Last but not least, the pre-authentication step can be bruteforced. This type of credential bruteforcing is way faster and stealthier than other bruteforcing methods relying on NTLM. Pre-authentication bruteforcing can even be faster by using UDP as the transport protocol, hence requiring less frames to be sent.

On a side note, it is possible to enumerate domain users in a similar manner.

Practice

Users enum

nmap's krb5-enum-users script allows to know wether a username is valid or not (domain-wise) through a legitimate Kerberos service.

A TGT request is made through an AS-REQ message. When an invalid username is requested, the server will respond using the Kerberos error code KRB5KDC_ERR_C_PRINCIPAL_UNKNOWN in the AS-REP message.
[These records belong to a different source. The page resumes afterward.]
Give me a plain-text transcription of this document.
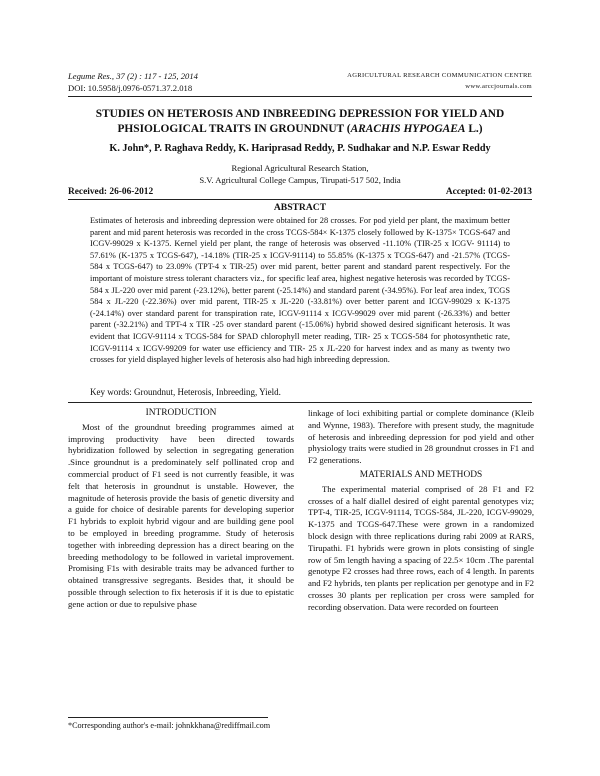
Legume Res., 37 (2) : 117 - 125, 2014
DOI: 10.5958/j.0976-0571.37.2.018
AGRICULTURAL RESEARCH COMMUNICATION CENTRE
www.arccjournals.com
STUDIES ON HETEROSIS AND INBREEDING DEPRESSION FOR YIELD AND
PHSIOLOGICAL TRAITS IN GROUNDNUT (ARACHIS HYPOGAEA L.)
K. John*, P. Raghava Reddy, K. Hariprasad Reddy, P. Sudhakar and N.P. Eswar Reddy
Regional Agricultural Research Station,
S.V. Agricultural College Campus, Tirupati-517 502, India
Received: 26-06-2012	Accepted: 01-02-2013
ABSTRACT
Estimates of heterosis and inbreeding depression were obtained for 28 crosses. For pod yield per plant, the maximum better parent and mid parent heterosis was recorded in the cross TCGS-584× K-1375 closely followed by K-1375× TCGS-647 and ICGV-99029 x K-1375. Kernel yield per plant, the range of heterosis was observed -11.10% (TIR-25 x ICGV- 91114) to 57.61% (K-1375 x TCGS-647), -14.18% (TIR-25 x ICGV-91114) to 55.85% (K-1375 x TCGS-647) and -21.57% (TCGS-584 x TCGS-647) to 23.09% (TPT-4 x TIR-25) over mid parent, better parent and standard parent respectively. For the important of moisture stress tolerant characters viz., for specific leaf area, highest negative heterosis was recorded by TCGS-584 x JL-220 over mid parent (-23.12%), better parent (-25.14%) and standard parent (-34.95%). For leaf area index, TCGS 584 x JL-220 (-22.36%) over mid parent, TIR-25 x JL-220 (-33.81%) over better parent and ICGV-99029 x K-1375 (-24.14%) over standard parent for transpiration rate, ICGV-91114 x ICGV-99029 over mid parent (-26.33%) and better parent (-32.21%) and TPT-4 x TIR -25 over standard parent (-15.06%) hybrid showed desired significant heterosis. It was evident that ICGV-91114 x TCGS-584 for SPAD chlorophyll meter reading, TIR- 25 x TCGS-584 for photosynthetic rate, ICGV-91114 x ICGV-99209 for water use efficiency and TIR- 25 x JL-220 for harvest index and as many as twenty two crosses for yield displayed higher levels of heterosis also had high inbreeding depression.
Key words: Groundnut, Heterosis, Inbreeding, Yield.
INTRODUCTION

Most of the groundnut breeding programmes aimed at improving productivity have been directed towards hybridization followed by selection in segregating generation .Since groundnut is a predominately self pollinated crop and commercial product of F1 seed is not currently feasible, it was felt that heterosis in groundnut is unstable. However, the magnitude of heterosis provide the basis of genetic diversity and a guide for choice of desirable parents for developing superior F1 hybrids to exploit hybrid vigour and are building gene pool to be employed in breeding programme. Study of heterosis together with inbreeding depression has a direct bearing on the breeding methodology to be followed in varietal improvement. Promising F1s with desirable traits may be advanced further to obtained transgressive segregants. Besides that, it should be possible through selection to fix heterosis if it is due to epistatic gene action or due to repulsive phase

linkage of loci exhibiting partial or complete dominance (Kleib and Wynne, 1983). Therefore with present study, the magnitude of heterosis and inbreeding depression for pod yield and other physiology traits were studied in 28 groundnut crosses in F1 and F2 generations.

MATERIALS AND METHODS

The experimental material comprised of 28 F1 and F2 crosses of a half diallel desired of eight parental genotypes viz; TPT-4, TIR-25, ICGV-91114, TCGS-584, JL-220, ICGV-99029, K-1375 and TCGS-647.These were grown in a randomized block design with three replications during rabi 2009 at RARS, Tirupathi. F1 hybrids were grown in plots consisting of single row of 5m length having a spacing of 22.5× 10cm .The parental genotype F2 crosses had three rows, each of 4 length. In parents and F2 hybrids, ten plants per replication per genotype and in F2 crosses 30 plants per replication per cross were sampled for recording observation. Data were recorded on fourteen

*Corresponding author's e-mail: johnkkhana@rediffmail.com
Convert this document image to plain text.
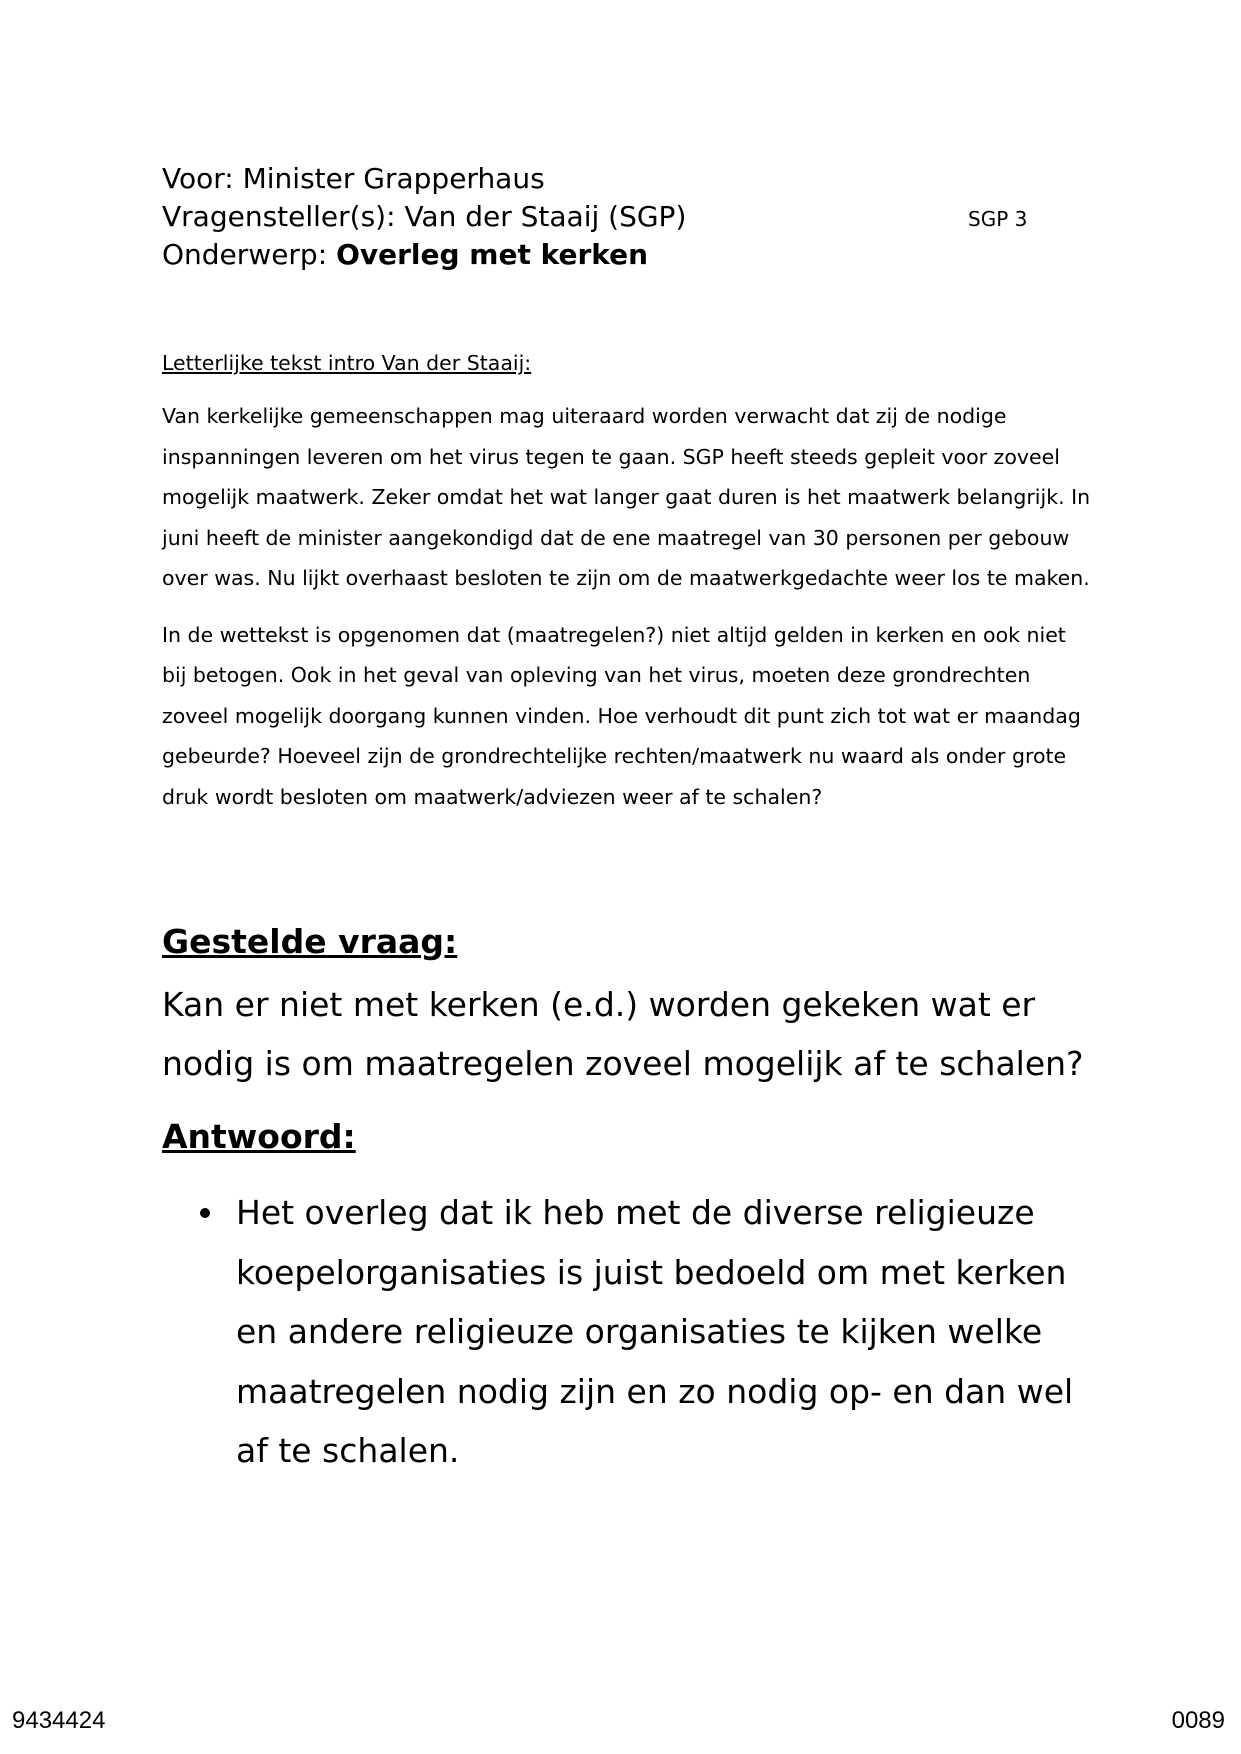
Voor: Minister Grapperhaus
Vragensteller(s): Van der Staaij (SGP)
Onderwerp: Overleg met kerken
SGP 3
Letterlijke tekst intro Van der Staaij:

Van kerkelijke gemeenschappen mag uiteraard worden verwacht dat zij de nodige inspanningen leveren om het virus tegen te gaan. SGP heeft steeds gepleit voor zoveel mogelijk maatwerk. Zeker omdat het wat langer gaat duren is het maatwerk belangrijk. In juni heeft de minister aangekondigd dat de ene maatregel van 30 personen per gebouw over was. Nu lijkt overhaast besloten te zijn om de maatwerkgedachte weer los te maken.

In de wettekst is opgenomen dat (maatregelen?) niet altijd gelden in kerken en ook niet bij betogen. Ook in het geval van opleving van het virus, moeten deze grondrechten zoveel mogelijk doorgang kunnen vinden. Hoe verhoudt dit punt zich tot wat er maandag gebeurde? Hoeveel zijn de grondrechtelijke rechten/maatwerk nu waard als onder grote druk wordt besloten om maatwerk/adviezen weer af te schalen?

Gestelde vraag:
Kan er niet met kerken (e.d.) worden gekeken wat er nodig is om maatregelen zoveel mogelijk af te schalen?
Antwoord:
Het overleg dat ik heb met de diverse religieuze koepelorganisaties is juist bedoeld om met kerken en andere religieuze organisaties te kijken welke maatregelen nodig zijn en zo nodig op- en dan wel af te schalen.
9434424	0089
When working with a valid username, either a TGT will be obtained, or an error like KRB5KDC_ERR_PREAUTH_REQUIRED will be raised (i.e. in this case, indicating that the user is required to perform preauthentication).

The first step in enumerating the usernames is to create a wordlist (by guessing it or by looking for possible associations on social networks).

michael.scott
jim.halpert
oscar.martinez
pam.beesly
kevin.malone

The enumeration can then be started.

bash
nmap -p 88 --script="krb5-enum-users" --script-args="krb5-enum-users.realm='$DOMAIN',userdb=$WORDLIST" $IP_DC

Pre-auth Bruteforce

Tools like kerbrute (Go) and smartbrute (Python) can be used to bruteforce credentials through the Kerberos pre-authentication. The smartbrute utility can be used in a brute mode (standard bruteforcing features) or in a smart mode (requires prior knowledge of a low-priv user credentials, but operates LDAP enumeration and avoid locking out accounts, fetches the users list and so on).

bash
# brute mode, users and passwords lists supplied
smartbrute.py brute -bU $USER_LIST -bP $PASSWORD_LIST kerberos -d $DOMAIN

# smart mode, valid credentials supplied for enumeration
smartbrute.py smart -bP $PASSWORD_LIST ntlm -d $DOMAIN -u $USER -p $PASSWORD kerberos

In its default setup, smartbrute will attack Kerberos pre-authentication with the RC4 etype and the UDP transport protocol. While this configuration is the fastest, there are two downsides:

  • bruteforcing with the RC4 etype is not the stealthiest option
  • using UDP can lead to some support issues. For instance, a valid authentication on a user part of too many groups could raise a KRB_ERR_RESPONSE_TOO_BIG error. When an authentication attempt is invalid, a common KDC_ERR_PREAUTH_FAILED message should be raised. This allows for bruteforcing, but not authentication.

Locking out accounts

As always when bruteforcing passwords in production environments, it is advised to be extra careful. Specific rule and custom tools can be put in place to lock accounts on too many failed attempts. Few offensive tools analyse granular policies. Fewer tools (none to my knowledge) enumerate custom defensive tools configurations.